Una corruzione che impedisce lo sviluppo del Paese
“Ad oggi le vittime accertate sono oltre 110 - spiega padre Filippo Ivardi, direttore del periodico dei missionari comboniani 'Nigrizia'- però ci sono diverse persone disperse, si parla di donne rapite e non c'è ancora nessuna rivendicazione, ma i due attori jihadisti operano di più della Regione sono ovviamente Boko Haram, ma anche l’Iswap lo Stato islamico nell'Africa dell'Ovest. Ovviamente questo tipo di interventi è possibile solo se ci sono forti convivenze con l'esercito, con le autorità locali e con lo Stato, questo è sicuramente quello che accade perché ormai sono ripetuti da tanti anni.
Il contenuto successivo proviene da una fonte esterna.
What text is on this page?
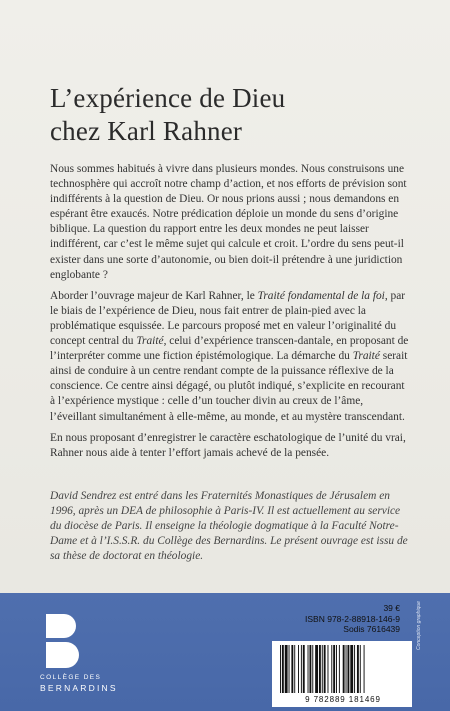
L’expérience de Dieu
chez Karl Rahner
Nous sommes habitués à vivre dans plusieurs mondes. Nous construisons une technosphère qui accroît notre champ d’action, et nos efforts de prévision sont indifférents à la question de Dieu. Or nous prions aussi ; nous demandons en espérant être exaucés. Notre prédication déploie un monde du sens d’origine biblique. La question du rapport entre les deux mondes ne peut laisser indifférent, car c’est le même sujet qui calcule et croit. L’ordre du sens peut-il exister dans une sorte d’autonomie, ou bien doit-il prétendre à une juridiction englobante ?
Aborder l’ouvrage majeur de Karl Rahner, le Traité fondamental de la foi, par le biais de l’expérience de Dieu, nous fait entrer de plain-pied avec la problématique esquissée. Le parcours proposé met en valeur l’originalité du concept central du Traité, celui d’expérience transcen-dantale, en proposant de l’interpréter comme une fiction épistémologique. La démarche du Traité serait ainsi de conduire à un centre rendant compte de la puissance réflexive de la conscience. Ce centre ainsi dégagé, ou plutôt indiqué, s’explicite en recourant à l’expérience mystique : celle d’un toucher divin au creux de l’âme, l’éveillant simultanément à elle-même, au monde, et au mystère transcendant.
En nous proposant d’enregistrer le caractère eschatologique de l’unité du vrai, Rahner nous aide à tenter l’effort jamais achevé de la pensée.
David Sendrez est entré dans les Fraternités Monastiques de Jérusalem en 1996, après un DEA de philosophie à Paris-IV. Il est actuellement au service du diocèse de Paris. Il enseigne la théologie dogmatique à la Faculté Notre-Dame et à l’I.S.S.R. du Collège des Bernardins. Le présent ouvrage est issu de sa thèse de doctorat en théologie.
COLLÈGE DES
BERNARDINS
39 €
ISBN 978-2-88918-146-9
Sodis 7616439
9 782889 181469
Conception graphique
Dal 2009 in questa regione di Borno, sono 36 mila i morti e due milioni di sfollati. È chiaro che per poter far fronte a questo sistema ormai collaudato, che è diventato anche un modo per portare a casa interessi economici importanti legati al traffico delle armi, della droga, e dei migranti, l'impatto più importante è quello di incidere sul cambiamento politico, visto che è uno Stato profondamente corrotto. Del resto si è visto anche dalle manifestazioni di ottobre di tanti giovani che chiedono un cambiamento radicale".
Ma come vivono le popolazioni in questo momento?
R - A nord est della Nigeria le popolazioni vivono nel terrore. Spesso abbandonate a loro stesse vivendo questa situazione molto critica, perché se restano a casa non possono andare nei campi per coltivare. Del resto quest'ultimo attacco è stato fatto proprio contro persone che stavano coltivando il riso. Se escono sono soggette ad attacchi sempre ripetuti, ormai settimanali di questi gruppi jihadisti, quindi la popolazione vive nel terrore, e molti hanno lasciato questa zona, sono scappati anche in altri paesi attorno al lago Ciad. Le autorità, sono molto corrotte, anche le forze dell'Esercito in qualche modo non riescono a far fronte a questo sistema. C'è la forza multinazionale anche dei 5 Paesi del G5 Sahel dispiegata in tutta quest'area però nonostante alcuni risultati importanti tenuti nei confronti di questo jihadismo, non si è arrivati sicuramente a debellarlo, e ormai è diventato molto radicato nella società all'interno anche di quelle che sono le autorità locali.
Qual è il supporto della Chiesa? In che modo cerca di portare aiuto?
R- La Chiesa è ben presente in queste aree, anche se sono in grande maggioranza musulmana. È presente con le proprie Caritas a sostegno delle famiglie, delle vittime. Ci sono vari interventi di vescovi molto attenti a questo problema. A livello però del Paese possiamo dire che la Conferenza Episcopale non si è espressa in modo unanime anche di fronte a queste rivendicazioni dei giovani di ottobre, che è stata una delle manifestazioni più imponenti degli ultimi anni. Ci sono alcune figure che sono più vicine alle popolazioni, in particolare alcuni parroci di alcune comunità cristiane, ma è difficile poter in qualche modo vedere a livello di tutto il Paese una presa di posizione forte ed unita.